Ozan Keysan – Middle East Technical University

Researcher Links Travel Grants Recipient

Research Topic: modular and reliable superconducting wind turbine generators

My research visit to the University of Edinburgh focussed on solving the problems with existing wind turbine technologies by using superconducting generators for large scale offshore wind turbine construction.

I was a visiting researcher at the University of Edinburgh for two months between July and September 2015. My visit was supported by the Newton-Katip Çelebi Researcher Links Travel Grants Programme.

Combating climate change is a global challenge that requires serious attention. To reduce the hazardous impacts of climate change, a transfer to a low-carbon economy is essential for many countries around the world. Research shows that people living in under developed countries who contribute minimally to global warming are amongst the most vulnerable population to its effects. Countries such as Turkey, who are expanding and growing their economy, need to find environmentally friendly, economical, and sustainable ways to do this to avoid contributing further to climate change.

Over the next ten years, Turkey is aiming to quintuple the number of installed wind turbines across the country. This rapid increase of turbines will require geographical spaces which cause conflict between the local population and energy companies. The challenge will be in identifying the middle ground between making renewable energy sources more economical for the public while making them more attractive for energy companies to pursue. There are a wide variety of renewable energy sources to choose from. However, wind energy holds the largest share and is rapidly growing in the energy sector.

There has been a remarkable increase in the capacity of installed wind energy turbines which is doubling every three years around the world. By 2014, the total wind turbine capacity had reached 320GW, which corresponds to 4 per cent of the world’s total electric generation capacity. However, wind energy experts point out that the cost of wind energy must be reduced significantly to keep up with this positive trend. One way to reduce the cost of renewable energy would be to find innovative solutions through the application of new materials.

My research visit to the University of Edinburgh focussed on solving the problems with existing wind turbine technologies by using superconducting generators for large scale offshore wind turbine construction.

Carrying wind turbines offshore can solve the problem of space and conflict between populations and companies, but other engineering problems make offshore construction difficult and expensive. The high mass and maintenance issues involved in offshore wind turbine installation currently render the projects inviable. It was precisely these engineering problems that I was hoping to address and solve through my research visit to the UK. We aimed to design a reliable low maintenance superconducting generators for wind turbines. If this could be realised, new technology could reduce the mass by 50 per cent, contributing to the reduction of energy costs, helping to make offshore wind turbines more economically feasible.

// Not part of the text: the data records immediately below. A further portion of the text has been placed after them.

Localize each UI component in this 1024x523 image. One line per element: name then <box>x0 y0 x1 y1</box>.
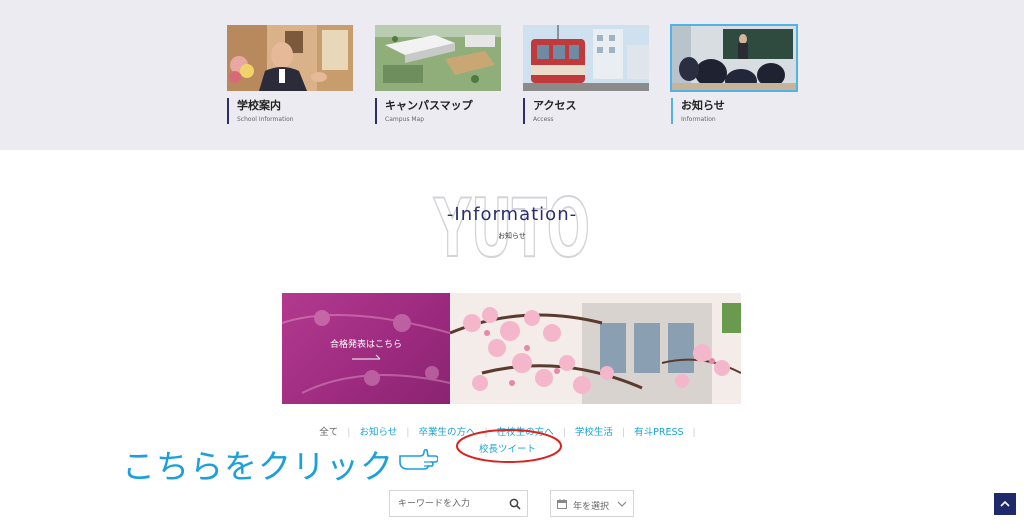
section-subheading: お知らせ <box>498 232 526 240</box>
calendar-icon <box>557 499 567 509</box>
search-icon[interactable] <box>509 498 521 510</box>
filter-news[interactable]: お知らせ <box>359 427 397 438</box>
information-thumbnail <box>670 24 798 92</box>
campus-map-thumbnail <box>375 25 501 91</box>
year-select[interactable]: 年を選択 <box>550 490 634 517</box>
click-here-annotation: こちらをクリック <box>122 447 394 486</box>
filter-all[interactable]: 全て <box>319 427 338 438</box>
nav-card-title: 学校案内 <box>237 99 281 112</box>
exam-results-banner[interactable]: 合格発表はこちら <box>282 293 741 404</box>
nav-card-school-information[interactable]: 学校案内 School Information <box>227 25 353 125</box>
section-heading: -Information- <box>446 204 578 225</box>
nav-card-access[interactable]: アクセス Access <box>523 25 649 125</box>
filter-school-life[interactable]: 学校生活 <box>575 427 613 438</box>
nav-card-title: お知らせ <box>681 99 725 112</box>
keyword-search-box <box>389 490 528 517</box>
year-select-label: 年を選択 <box>573 502 610 512</box>
nav-card-title: キャンパスマップ <box>385 99 473 112</box>
chevron-up-icon <box>1000 500 1010 507</box>
pointing-hand-icon <box>399 448 438 470</box>
nav-card-information[interactable]: お知らせ Information <box>670 24 798 125</box>
nav-card-subtitle: School Information <box>237 116 294 123</box>
chevron-down-icon <box>617 501 627 507</box>
nav-card-subtitle: Campus Map <box>385 116 425 123</box>
nav-card-title: アクセス <box>533 99 577 112</box>
top-nav-band <box>0 0 1024 150</box>
filter-press[interactable]: 有斗PRESS <box>634 427 683 438</box>
school-information-thumbnail <box>227 25 353 91</box>
red-circle-annotation <box>456 429 562 463</box>
nav-card-campus-map[interactable]: キャンパスマップ Campus Map <box>375 25 501 125</box>
banner-label: 合格発表はこちら <box>329 340 402 350</box>
nav-card-subtitle: Information <box>681 116 716 123</box>
back-to-top-button[interactable] <box>994 493 1016 515</box>
access-thumbnail <box>523 25 649 91</box>
arrow-right-icon <box>352 354 381 360</box>
keyword-search-input[interactable] <box>390 491 510 516</box>
nav-card-subtitle: Access <box>533 116 554 123</box>
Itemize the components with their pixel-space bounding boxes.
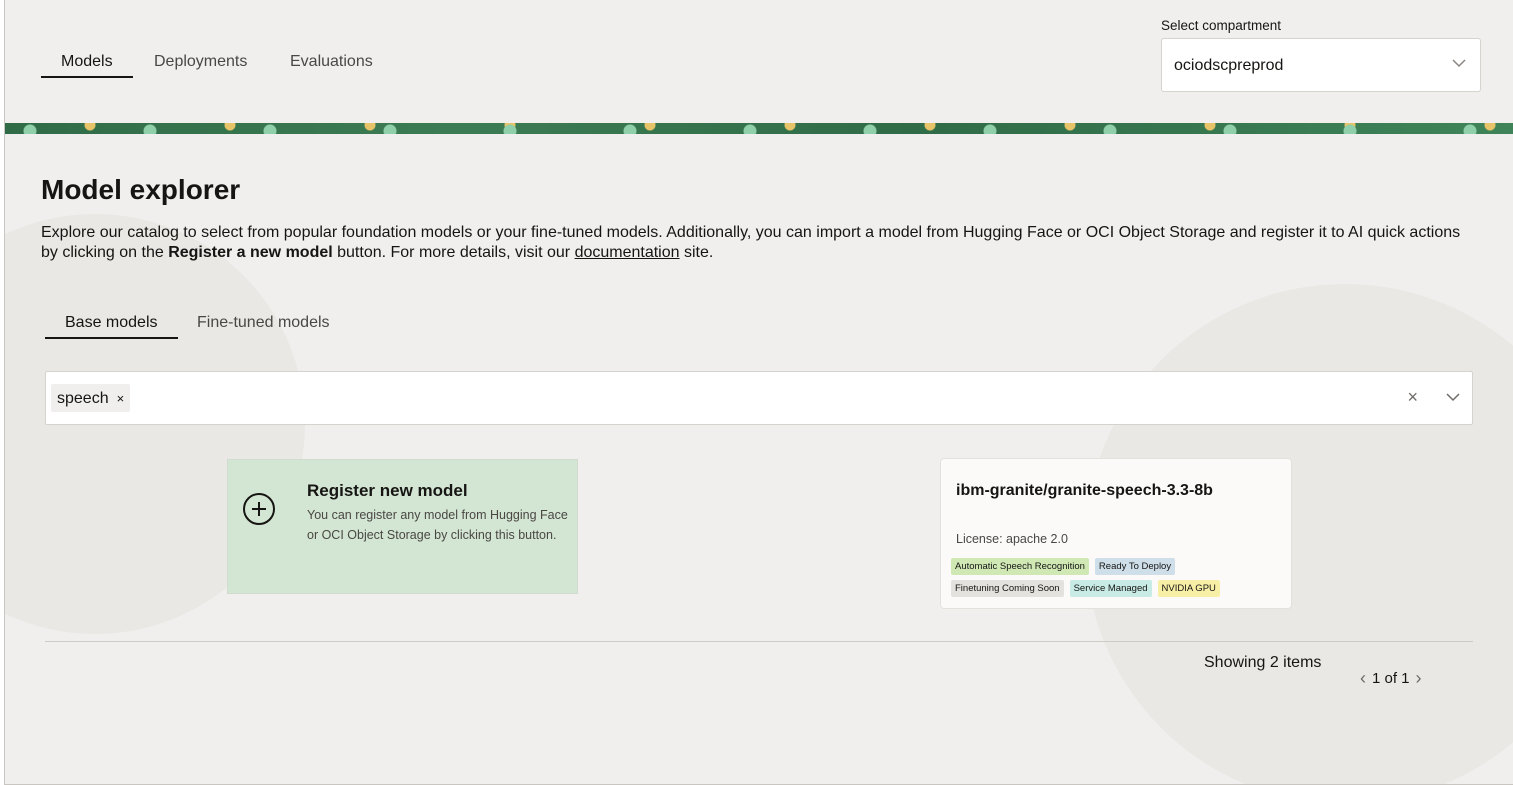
compartment-select[interactable]: ociodscpreprod [1161,38,1481,92]
tag-service-managed: Service Managed [1069,580,1152,597]
app-frame: Models Deployments Evaluations Select co… [4,0,1513,785]
main-content: Model explorer Explore our catalog to se… [5,134,1513,784]
plus-circle-icon [243,493,275,525]
tab-fine-tuned-models[interactable]: Fine-tuned models [197,314,330,339]
compartment-value: ociodscpreprod [1174,57,1284,74]
chip-remove-icon[interactable]: × [117,391,125,406]
page-indicator: 1 of 1 [1372,670,1410,687]
filter-chip: speech × [51,384,131,412]
model-card-title: ibm-granite/granite-speech-3.3-8b [956,482,1213,499]
model-tags: Automatic Speech Recognition Ready To De… [951,558,1291,597]
tag-finetuning-coming-soon: Finetuning Coming Soon [951,580,1064,597]
page-title: Model explorer [41,174,241,205]
tab-deployments[interactable]: Deployments [154,52,247,78]
pagination: ‹ 1 of 1 › [1360,668,1422,689]
decorative-banner [5,123,1513,134]
chevron-down-icon [1452,55,1466,71]
next-page-icon[interactable]: › [1416,668,1422,689]
prev-page-icon[interactable]: ‹ [1360,668,1366,689]
filter-input[interactable]: speech × × [45,371,1473,425]
filter-chip-label: speech [57,390,109,407]
model-card[interactable]: ibm-granite/granite-speech-3.3-8b Licens… [940,458,1292,609]
tag-nvidia-gpu: NVIDIA GPU [1157,580,1220,597]
items-count: Showing 2 items [1204,654,1322,671]
tab-base-models[interactable]: Base models [45,314,178,339]
register-model-mention: Register a new model [168,244,333,261]
register-card-description: You can register any model from Hugging … [307,508,568,542]
page-description: Explore our catalog to select from popul… [41,224,1461,261]
register-card-title: Register new model [307,481,468,500]
tab-evaluations[interactable]: Evaluations [290,52,373,78]
model-license: License: apache 2.0 [956,532,1068,546]
tag-ready-to-deploy: Ready To Deploy [1094,558,1176,575]
compartment-label: Select compartment [1161,18,1282,33]
chevron-down-icon[interactable] [1446,389,1460,405]
tab-models[interactable]: Models [41,52,133,78]
documentation-link[interactable]: documentation [575,244,680,261]
clear-icon[interactable]: × [1407,387,1418,408]
divider [45,641,1473,642]
register-new-model-card[interactable]: Register new model You can register any … [227,459,578,594]
tag-asr: Automatic Speech Recognition [951,558,1089,575]
header: Models Deployments Evaluations Select co… [5,0,1513,123]
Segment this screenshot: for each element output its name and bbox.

The positive outcome of this project is not limited to the decrease of CO2 emissions and environmentally friendly economic growth, but will also bolster economic development and the social welfare of Turkey. The practical implications of such a project could lead to the creation of a new high-tech industry in Turkey, which will contribute to the creation of jobs. Turkey is surrounded by water and taking full advantage of this could make Turkey a hub for offshore wind turbines for surrounding countries adding to the economic value of Turkey and considerably decreasing the prices of energy for the local population.

Newton-Katip Çelebi Fund provided me with a tremendous opportunity to complete a new series of tests to achieve better designs whilst also running experiments to verify my existing design through experiments. Superconducting machines can play an important role in reducing the cost of renewable energy sources and increasing their energy output, but they are extremely difficult to implement by one researcher due to the multi-disciplinary nature of the topic. During my research visit, I worked with a multi-disciplinary research group at the University of Edinburgh, which gave me the chance to work on the different aspects of my research project, which I could not have achieved by myself. . Working with others enabled me to make significant progress in overcoming some of the technical and theoretical issues I faced during my research.

Following my research visit, I had an article published at a conference as well as a highly regarded peer reviewed journal. I was able to meet new people and create networks for future collaborations. In addition, I gave two talks at the UK Magnetics Society Meeting, which was attended by around 80 researchers from across the UK. Thanks to these speeches, I made contacts with the Editorial Board of the IET Renewable Power Generation Journal, who later offered me the position of Associate Editor of the Journal. Furthermore, thanks to this travel grant, I had the opportunity to contact researchers from different universities in Scotland, which evolved into a Newton Fund Institutional Links application between University of Strathclyde, University of Edinburgh and the Middle East Technical University. Finally, during my visit I was able to observe the laboratory facilities of the University of Edinburgh, which I plan to implement at my home institution, the Middle East Technical University.

Overall, visiting Edinburgh has been an invaluable personal and academic experience for me. I was able to familiarise myself with a new research environment, culture and country. I would like to thank the Newton-Katip Çelebi Fund for their valuable contribution to this research project. The visit created multiple networking opportunities, which I firmly believe will be the first step of a long lasting research relationship between the UK and Turkey in my research area.